漢字で書かなければいけないという呪縛

2009/06/03 當山日出夫

おがたさんの「もじのなまえ」 "鬱”を追加しないでください
http://d.hatena.ne.jp/ogwata/20090602/p2

「鬱」をつかう例としては、「憂鬱」「鬱血」「鬱蒼」それに「鬱病」ぐらいであろうか。漢字を、パーツの組み合わせとして見た場合、「鬱」の字は、そう難しいという字ではない(と、思う)。しかし、全体としての画数が多くなり、一瞬の見た目の印象としては、「難しい漢字」。

だが、問題は、そもそも「漢字で書かなければならない」という、意識のありようにあるのかもしれない。この延長上に、「交ぜ書きは美しくない」という考え方もある。

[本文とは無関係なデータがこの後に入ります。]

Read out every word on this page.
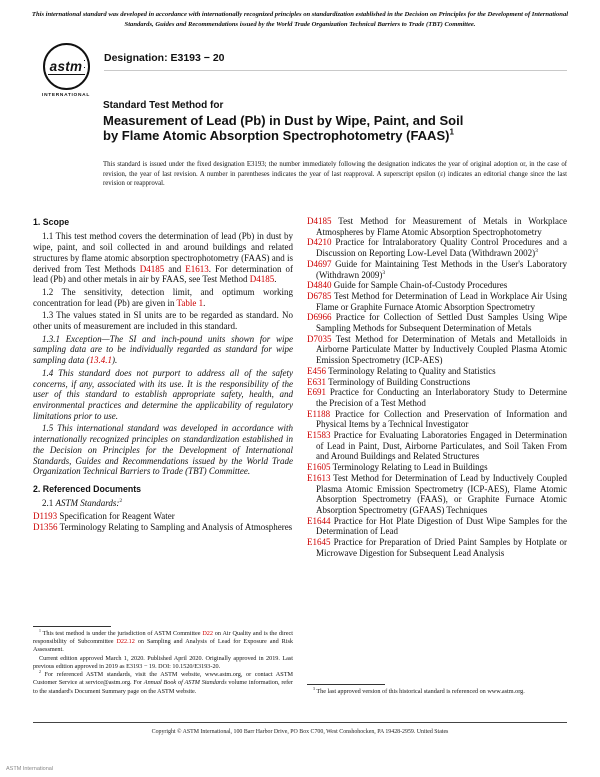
This international standard was developed in accordance with internationally recognized principles on standardization established in the Decision on Principles for the Development of International Standards, Guides and Recommendations issued by the World Trade Organization Technical Barriers to Trade (TBT) Committee.
astm
INTERNATIONAL
Designation: E3193 − 20
Standard Test Method for
Measurement of Lead (Pb) in Dust by Wipe, Paint, and Soil
by Flame Atomic Absorption Spectrophotometry (FAAS)$^1$
This standard is issued under the fixed designation E3193; the number immediately following the designation indicates the year of original adoption or, in the case of revision, the year of last revision. A number in parentheses indicates the year of last reapproval. A superscript epsilon (ε) indicates an editorial change since the last revision or reapproval.
1. Scope

1.1 This test method covers the determination of lead (Pb) in dust by wipe, paint, and soil collected in and around buildings and related structures by flame atomic absorption spectrophotometry (FAAS) and is derived from Test Methods D4185 and E1613. For determination of lead (Pb) and other metals in air by FAAS, see Test Method D4185.

1.2 The sensitivity, detection limit, and optimum working concentration for lead (Pb) are given in Table 1.

1.3 The values stated in SI units are to be regarded as standard. No other units of measurement are included in this standard.

1.3.1 Exception—The SI and inch-pound units shown for wipe sampling data are to be individually regarded as standard for wipe sampling data (13.4.1).

1.4 This standard does not purport to address all of the safety concerns, if any, associated with its use. It is the responsibility of the user of this standard to establish appropriate safety, health, and environmental practices and determine the applicability of regulatory limitations prior to use.

1.5 This international standard was developed in accordance with internationally recognized principles on standardization established in the Decision on Principles for the Development of International Standards, Guides and Recommendations issued by the World Trade Organization Technical Barriers to Trade (TBT) Committee.

2. Referenced Documents

2.1 ASTM Standards:$^2$

D1193 Specification for Reagent Water
D1356 Terminology Relating to Sampling and Analysis of Atmospheres

$^1$ This test method is under the jurisdiction of ASTM Committee D22 on Air Quality and is the direct responsibility of Subcommittee D22.12 on Sampling and Analysis of Lead for Exposure and Risk Assessment.

Current edition approved March 1, 2020. Published April 2020. Originally approved in 2019. Last previous edition approved in 2019 as E3193 − 19. DOI: 10.1520/E3193-20.

$^2$ For referenced ASTM standards, visit the ASTM website, www.astm.org, or contact ASTM Customer Service at service@astm.org. For Annual Book of ASTM Standards volume information, refer to the standard's Document Summary page on the ASTM website.

D4185 Test Method for Measurement of Metals in Workplace Atmospheres by Flame Atomic Absorption Spectrophotometry
D4210 Practice for Intralaboratory Quality Control Procedures and a Discussion on Reporting Low-Level Data (Withdrawn 2002)$^3$
D4697 Guide for Maintaining Test Methods in the User's Laboratory (Withdrawn 2009)$^3$
D4840 Guide for Sample Chain-of-Custody Procedures
D6785 Test Method for Determination of Lead in Workplace Air Using Flame or Graphite Furnace Atomic Absorption Spectrometry
D6966 Practice for Collection of Settled Dust Samples Using Wipe Sampling Methods for Subsequent Determination of Metals
D7035 Test Method for Determination of Metals and Metalloids in Airborne Particulate Matter by Inductively Coupled Plasma Atomic Emission Spectrometry (ICP-AES)
E456 Terminology Relating to Quality and Statistics
E631 Terminology of Building Constructions
E691 Practice for Conducting an Interlaboratory Study to Determine the Precision of a Test Method
E1188 Practice for Collection and Preservation of Information and Physical Items by a Technical Investigator
E1583 Practice for Evaluating Laboratories Engaged in Determination of Lead in Paint, Dust, Airborne Particulates, and Soil Taken From and Around Buildings and Related Structures
E1605 Terminology Relating to Lead in Buildings
E1613 Test Method for Determination of Lead by Inductively Coupled Plasma Atomic Emission Spectrometry (ICP-AES), Flame Atomic Absorption Spectrometry (FAAS), or Graphite Furnace Atomic Absorption Spectrometry (GFAAS) Techniques
E1644 Practice for Hot Plate Digestion of Dust Wipe Samples for the Determination of Lead
E1645 Practice for Preparation of Dried Paint Samples by Hotplate or Microwave Digestion for Subsequent Lead Analysis

$^3$ The last approved version of this historical standard is referenced on www.astm.org.

Copyright © ASTM International, 100 Barr Harbor Drive, PO Box C700, West Conshohocken, PA 19428-2959. United States
ASTM International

「漢字」にのみこだわることなく。日本語の「ことばの表記」としてみれば、ある「語」の書き方として、交ぜ書きがあっても、かまわないではないか。さらに、「ゆううつ」でも「ユーウツ」でもいい。現在、「うつ病」は普通の表記になっている。

漢字の字種が増えれば、交ぜ書きはなくせる。しかし、その逆の方向で、ある一定の閾値より少なくなれば、むしろ「交ぜ書き」が普通になる。たぶん、これは、どこかのある地点で、意識がふっきれる(はずである)。

将来を展望するならば、「漢字」は、あくまでも「日本語」という言語の表記のためにある。そして、どのような人たちが将来の日本語をつかうのか、この視点が重要であると考える。(このあたり、野村さんの『漢字の未来』で書いてあることに近い。)

とはいいながら、上記を読み直して、「閾値」は、今のところ、この漢字でかくしかないという気もしてしまう。論旨からすれば、「いきち」「いき値」でも、かまわない。ただ、書いているATOK2009では、「いきち」からは「閾値」しか変換しなかった。「いき値」は出ない。「しょうがい」から「障がい」はでるのだが。また、「いきち」とあっても、文脈上「生き血」と誤解するはずもない。さららに考えて見ると、「生き血」を「いきち」と書いたのでは、なんとなく感覚が違う。やはり、ドラキュラが吸うのは「生き血」でなければ、雰囲気が出ない(ように、私は感じる)。

漢字は、「ことばの表記」なのである。まずは、意識的に「漢字」から離れてみることもあっていいだろう。